In 2013, Levi Strauss also set up a world-class water recycling system in one of its Chinese supplier's factories. This system has since helped produce 100,000 pairs of women's jeans with 100% recycled water, saving 12 million litres of water. The company is currently spreading tis water recycling system to other suppliers and collections. In 2014, Levi Strauss's Dockers brand launched the Wellthread collection, a new line of clothing designed explicitly for long-term durability-the opposite of disposable, fast fashion. All Wellthread products are made of 100% cotton fabrics, thread and pocketing, and their dyeing process uses less energy and water. The garments are designed with reinforced pockets and buttonholes to extend their lifespan, and there are locker hoops and overlapped shoulder seams on T-shirts to support hang drying instead of machine drying.

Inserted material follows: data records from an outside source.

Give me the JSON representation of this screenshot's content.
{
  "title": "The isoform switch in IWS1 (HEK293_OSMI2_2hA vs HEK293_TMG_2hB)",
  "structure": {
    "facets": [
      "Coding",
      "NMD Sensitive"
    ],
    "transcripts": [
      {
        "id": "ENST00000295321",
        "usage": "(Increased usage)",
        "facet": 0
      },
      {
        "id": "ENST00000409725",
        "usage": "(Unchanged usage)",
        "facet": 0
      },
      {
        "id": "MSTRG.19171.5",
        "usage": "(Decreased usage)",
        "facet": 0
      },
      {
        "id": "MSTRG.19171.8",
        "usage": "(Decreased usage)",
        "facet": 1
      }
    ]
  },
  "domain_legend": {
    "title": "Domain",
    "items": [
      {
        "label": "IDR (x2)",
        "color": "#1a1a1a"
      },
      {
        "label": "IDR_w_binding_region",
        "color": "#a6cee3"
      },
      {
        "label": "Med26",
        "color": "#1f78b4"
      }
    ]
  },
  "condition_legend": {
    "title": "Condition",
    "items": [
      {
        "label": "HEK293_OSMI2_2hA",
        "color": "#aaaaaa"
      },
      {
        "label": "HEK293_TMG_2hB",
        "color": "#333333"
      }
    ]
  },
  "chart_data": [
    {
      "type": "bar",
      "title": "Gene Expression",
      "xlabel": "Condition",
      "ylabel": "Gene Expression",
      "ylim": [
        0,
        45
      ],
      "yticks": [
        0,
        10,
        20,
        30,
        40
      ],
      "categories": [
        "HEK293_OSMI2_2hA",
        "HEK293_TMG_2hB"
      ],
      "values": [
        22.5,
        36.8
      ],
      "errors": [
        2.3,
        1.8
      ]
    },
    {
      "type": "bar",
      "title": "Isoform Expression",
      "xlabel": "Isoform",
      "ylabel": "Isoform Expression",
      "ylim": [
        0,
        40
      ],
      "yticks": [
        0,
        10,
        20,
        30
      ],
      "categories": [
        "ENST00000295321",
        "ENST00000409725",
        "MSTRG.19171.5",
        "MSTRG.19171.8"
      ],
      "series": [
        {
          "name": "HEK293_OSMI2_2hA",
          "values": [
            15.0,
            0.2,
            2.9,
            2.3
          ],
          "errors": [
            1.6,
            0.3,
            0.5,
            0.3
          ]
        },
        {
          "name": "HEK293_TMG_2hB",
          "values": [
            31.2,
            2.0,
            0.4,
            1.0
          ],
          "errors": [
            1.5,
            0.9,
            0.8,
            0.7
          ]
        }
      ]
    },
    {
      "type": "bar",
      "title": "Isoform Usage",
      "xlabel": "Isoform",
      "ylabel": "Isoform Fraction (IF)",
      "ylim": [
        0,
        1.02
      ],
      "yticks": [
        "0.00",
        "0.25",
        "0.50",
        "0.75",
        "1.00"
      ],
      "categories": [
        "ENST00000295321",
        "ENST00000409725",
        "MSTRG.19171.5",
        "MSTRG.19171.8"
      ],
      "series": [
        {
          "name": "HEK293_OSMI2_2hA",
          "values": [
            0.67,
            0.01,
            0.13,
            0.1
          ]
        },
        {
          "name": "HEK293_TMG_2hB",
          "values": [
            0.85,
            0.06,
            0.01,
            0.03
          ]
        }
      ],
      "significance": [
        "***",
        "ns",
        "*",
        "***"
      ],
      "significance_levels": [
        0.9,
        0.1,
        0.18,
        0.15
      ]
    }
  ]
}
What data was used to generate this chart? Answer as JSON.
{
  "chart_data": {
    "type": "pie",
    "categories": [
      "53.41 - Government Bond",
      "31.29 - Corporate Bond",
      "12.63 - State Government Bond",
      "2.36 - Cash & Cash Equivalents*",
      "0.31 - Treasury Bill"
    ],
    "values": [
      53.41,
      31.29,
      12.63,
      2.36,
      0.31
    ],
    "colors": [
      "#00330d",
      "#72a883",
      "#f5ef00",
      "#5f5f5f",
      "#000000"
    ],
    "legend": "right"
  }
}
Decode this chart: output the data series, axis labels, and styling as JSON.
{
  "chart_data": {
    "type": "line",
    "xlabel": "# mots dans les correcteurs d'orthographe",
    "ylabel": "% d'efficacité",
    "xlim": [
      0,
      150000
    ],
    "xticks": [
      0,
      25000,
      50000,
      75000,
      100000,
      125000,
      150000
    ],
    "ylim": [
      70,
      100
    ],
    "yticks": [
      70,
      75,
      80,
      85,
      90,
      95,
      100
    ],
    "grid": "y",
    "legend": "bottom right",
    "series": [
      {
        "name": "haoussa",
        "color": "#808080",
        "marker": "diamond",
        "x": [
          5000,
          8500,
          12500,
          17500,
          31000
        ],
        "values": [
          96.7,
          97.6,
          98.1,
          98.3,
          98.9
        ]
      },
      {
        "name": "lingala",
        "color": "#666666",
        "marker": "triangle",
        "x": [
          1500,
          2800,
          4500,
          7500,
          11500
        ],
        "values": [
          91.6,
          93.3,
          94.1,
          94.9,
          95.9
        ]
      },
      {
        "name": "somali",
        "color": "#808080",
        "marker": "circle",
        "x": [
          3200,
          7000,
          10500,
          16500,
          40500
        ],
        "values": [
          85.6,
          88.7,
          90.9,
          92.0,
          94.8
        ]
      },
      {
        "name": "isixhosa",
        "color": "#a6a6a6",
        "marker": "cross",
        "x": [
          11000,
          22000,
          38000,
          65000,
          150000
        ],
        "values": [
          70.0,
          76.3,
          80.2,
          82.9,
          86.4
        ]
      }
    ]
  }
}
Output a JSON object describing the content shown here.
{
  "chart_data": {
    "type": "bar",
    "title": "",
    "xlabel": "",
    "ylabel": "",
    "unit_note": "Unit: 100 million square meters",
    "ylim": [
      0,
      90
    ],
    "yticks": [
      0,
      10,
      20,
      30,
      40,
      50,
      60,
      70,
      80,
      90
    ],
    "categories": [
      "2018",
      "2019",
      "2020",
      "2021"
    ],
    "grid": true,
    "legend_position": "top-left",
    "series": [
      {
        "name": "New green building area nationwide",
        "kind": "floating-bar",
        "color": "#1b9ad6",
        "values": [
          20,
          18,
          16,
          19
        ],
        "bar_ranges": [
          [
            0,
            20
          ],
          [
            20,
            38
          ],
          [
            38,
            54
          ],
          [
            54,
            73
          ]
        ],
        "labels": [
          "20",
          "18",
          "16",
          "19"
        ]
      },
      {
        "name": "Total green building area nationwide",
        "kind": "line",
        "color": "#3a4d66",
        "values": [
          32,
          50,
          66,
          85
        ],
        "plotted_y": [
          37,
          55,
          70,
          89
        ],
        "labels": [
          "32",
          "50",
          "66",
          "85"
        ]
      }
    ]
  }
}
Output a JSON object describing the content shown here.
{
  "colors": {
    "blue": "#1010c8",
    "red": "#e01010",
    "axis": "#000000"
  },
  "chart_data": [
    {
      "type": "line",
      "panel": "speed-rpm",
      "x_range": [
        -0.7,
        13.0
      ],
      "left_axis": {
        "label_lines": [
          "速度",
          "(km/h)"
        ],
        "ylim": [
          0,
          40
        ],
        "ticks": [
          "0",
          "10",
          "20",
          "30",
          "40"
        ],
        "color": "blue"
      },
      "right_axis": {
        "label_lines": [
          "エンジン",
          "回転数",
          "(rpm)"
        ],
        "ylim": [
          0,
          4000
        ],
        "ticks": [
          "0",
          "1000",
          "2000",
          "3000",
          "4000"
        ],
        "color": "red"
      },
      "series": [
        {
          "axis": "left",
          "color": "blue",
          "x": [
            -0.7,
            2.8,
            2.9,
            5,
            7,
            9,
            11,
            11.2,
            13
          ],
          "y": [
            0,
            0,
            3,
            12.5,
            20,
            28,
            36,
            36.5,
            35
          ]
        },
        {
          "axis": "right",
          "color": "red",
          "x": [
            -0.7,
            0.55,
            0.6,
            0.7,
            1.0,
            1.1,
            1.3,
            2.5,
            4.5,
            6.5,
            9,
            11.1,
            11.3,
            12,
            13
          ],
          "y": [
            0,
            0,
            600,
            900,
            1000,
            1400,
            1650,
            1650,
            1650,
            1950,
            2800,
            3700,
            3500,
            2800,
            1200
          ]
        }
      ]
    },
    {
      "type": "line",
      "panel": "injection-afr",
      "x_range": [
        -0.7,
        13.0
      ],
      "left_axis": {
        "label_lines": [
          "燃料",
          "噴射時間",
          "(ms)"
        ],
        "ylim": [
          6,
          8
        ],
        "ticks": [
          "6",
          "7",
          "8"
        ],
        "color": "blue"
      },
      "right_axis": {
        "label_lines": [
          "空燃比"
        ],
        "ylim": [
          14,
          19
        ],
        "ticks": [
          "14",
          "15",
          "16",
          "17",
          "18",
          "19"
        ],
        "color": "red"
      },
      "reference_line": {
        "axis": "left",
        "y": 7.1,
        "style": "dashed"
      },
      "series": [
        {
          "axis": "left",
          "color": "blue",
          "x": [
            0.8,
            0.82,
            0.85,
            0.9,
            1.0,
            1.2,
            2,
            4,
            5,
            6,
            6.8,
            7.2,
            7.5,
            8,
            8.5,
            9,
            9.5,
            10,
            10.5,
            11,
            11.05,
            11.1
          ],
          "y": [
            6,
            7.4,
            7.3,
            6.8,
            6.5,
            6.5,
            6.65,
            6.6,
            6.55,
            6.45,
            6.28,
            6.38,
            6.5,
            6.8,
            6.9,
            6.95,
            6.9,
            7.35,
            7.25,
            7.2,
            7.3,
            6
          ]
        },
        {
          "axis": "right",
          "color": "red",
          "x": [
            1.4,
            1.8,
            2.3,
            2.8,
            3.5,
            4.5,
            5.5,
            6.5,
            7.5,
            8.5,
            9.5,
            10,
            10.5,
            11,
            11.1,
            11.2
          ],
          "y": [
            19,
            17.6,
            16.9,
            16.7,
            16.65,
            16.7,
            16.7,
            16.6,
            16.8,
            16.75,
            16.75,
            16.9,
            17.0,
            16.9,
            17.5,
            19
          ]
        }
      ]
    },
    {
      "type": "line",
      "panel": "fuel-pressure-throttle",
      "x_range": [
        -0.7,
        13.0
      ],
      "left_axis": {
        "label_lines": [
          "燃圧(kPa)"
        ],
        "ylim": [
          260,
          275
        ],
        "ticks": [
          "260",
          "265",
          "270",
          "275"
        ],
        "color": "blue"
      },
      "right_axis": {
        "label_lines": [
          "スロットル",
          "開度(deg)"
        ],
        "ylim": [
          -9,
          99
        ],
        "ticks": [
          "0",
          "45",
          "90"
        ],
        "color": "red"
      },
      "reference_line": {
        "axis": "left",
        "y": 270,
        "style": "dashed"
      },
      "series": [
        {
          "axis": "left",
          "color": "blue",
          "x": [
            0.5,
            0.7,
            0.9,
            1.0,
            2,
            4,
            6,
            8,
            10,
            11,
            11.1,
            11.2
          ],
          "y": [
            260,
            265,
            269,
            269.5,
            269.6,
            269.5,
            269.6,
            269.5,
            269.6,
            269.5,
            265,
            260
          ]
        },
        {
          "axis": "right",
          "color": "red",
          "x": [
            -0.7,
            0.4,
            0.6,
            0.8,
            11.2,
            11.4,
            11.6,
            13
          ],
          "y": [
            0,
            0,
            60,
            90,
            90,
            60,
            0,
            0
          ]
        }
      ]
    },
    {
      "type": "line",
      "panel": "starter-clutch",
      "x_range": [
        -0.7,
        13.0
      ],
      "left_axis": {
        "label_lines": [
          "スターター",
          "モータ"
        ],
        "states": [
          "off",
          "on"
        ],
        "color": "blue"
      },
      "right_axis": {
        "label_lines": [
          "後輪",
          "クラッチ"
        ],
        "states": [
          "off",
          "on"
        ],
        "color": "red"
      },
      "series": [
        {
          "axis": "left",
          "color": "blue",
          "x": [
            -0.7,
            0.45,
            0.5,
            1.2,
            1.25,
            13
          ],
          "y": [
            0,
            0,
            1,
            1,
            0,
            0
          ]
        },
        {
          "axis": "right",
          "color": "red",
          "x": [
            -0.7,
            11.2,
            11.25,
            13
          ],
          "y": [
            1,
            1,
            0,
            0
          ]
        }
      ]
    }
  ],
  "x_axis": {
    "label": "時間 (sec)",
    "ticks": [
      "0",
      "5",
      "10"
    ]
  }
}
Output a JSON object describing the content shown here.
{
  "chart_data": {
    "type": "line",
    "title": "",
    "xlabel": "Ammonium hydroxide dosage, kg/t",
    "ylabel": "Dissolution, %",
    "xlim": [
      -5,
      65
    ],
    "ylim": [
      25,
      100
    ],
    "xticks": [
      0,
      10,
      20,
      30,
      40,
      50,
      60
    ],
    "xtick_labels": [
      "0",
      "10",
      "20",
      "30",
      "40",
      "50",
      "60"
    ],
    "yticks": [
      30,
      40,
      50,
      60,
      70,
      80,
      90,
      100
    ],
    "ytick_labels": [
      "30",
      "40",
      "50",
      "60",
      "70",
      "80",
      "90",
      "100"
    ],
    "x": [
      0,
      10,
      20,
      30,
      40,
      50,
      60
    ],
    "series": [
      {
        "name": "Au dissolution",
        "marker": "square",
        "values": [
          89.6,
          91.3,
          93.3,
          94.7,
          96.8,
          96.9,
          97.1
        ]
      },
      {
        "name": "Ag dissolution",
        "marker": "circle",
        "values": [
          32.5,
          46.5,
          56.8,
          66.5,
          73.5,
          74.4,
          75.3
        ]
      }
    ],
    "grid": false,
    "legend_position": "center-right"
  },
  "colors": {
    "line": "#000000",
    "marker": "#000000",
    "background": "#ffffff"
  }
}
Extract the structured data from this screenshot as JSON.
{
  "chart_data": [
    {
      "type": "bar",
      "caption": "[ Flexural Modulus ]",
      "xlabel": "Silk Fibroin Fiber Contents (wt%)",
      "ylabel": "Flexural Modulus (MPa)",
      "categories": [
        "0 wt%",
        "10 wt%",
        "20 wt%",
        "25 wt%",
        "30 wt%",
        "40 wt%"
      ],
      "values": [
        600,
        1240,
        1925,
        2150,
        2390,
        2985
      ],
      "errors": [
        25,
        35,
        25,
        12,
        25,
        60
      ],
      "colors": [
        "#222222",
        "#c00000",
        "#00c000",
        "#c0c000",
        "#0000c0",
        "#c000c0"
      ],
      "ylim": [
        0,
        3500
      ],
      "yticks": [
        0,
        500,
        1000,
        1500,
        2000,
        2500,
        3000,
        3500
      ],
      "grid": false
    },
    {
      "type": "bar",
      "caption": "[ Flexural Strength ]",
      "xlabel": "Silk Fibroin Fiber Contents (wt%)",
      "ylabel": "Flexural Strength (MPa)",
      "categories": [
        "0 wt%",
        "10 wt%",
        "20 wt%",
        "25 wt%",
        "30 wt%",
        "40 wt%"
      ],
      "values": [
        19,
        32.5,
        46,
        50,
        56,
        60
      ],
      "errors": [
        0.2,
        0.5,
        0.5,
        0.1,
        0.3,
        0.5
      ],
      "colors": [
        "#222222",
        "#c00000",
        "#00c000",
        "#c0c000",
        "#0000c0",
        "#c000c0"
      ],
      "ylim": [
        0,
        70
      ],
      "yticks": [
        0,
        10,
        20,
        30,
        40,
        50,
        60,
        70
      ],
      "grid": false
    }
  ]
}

Commenting on Levi Strauss's commitment to sustainable design, Michael Kobori, vice-president of global sustainability notes:

We don't want to create separate, dedicated ''green'' product lines. Rather, we invest in innovative technologies like WaterLess and processes like Wellthread that can be applied across multiple product lines, making sustainability a core design principle for all our products. We want to gradually build a rich design-for-sustainability toolkit that we would share with our suppliers, and even our competitors. The hypercompetitive apparel sector is known for its race to the bottom. We want to initiate a race to the top by uplifting the sustainability standards of the entire industry.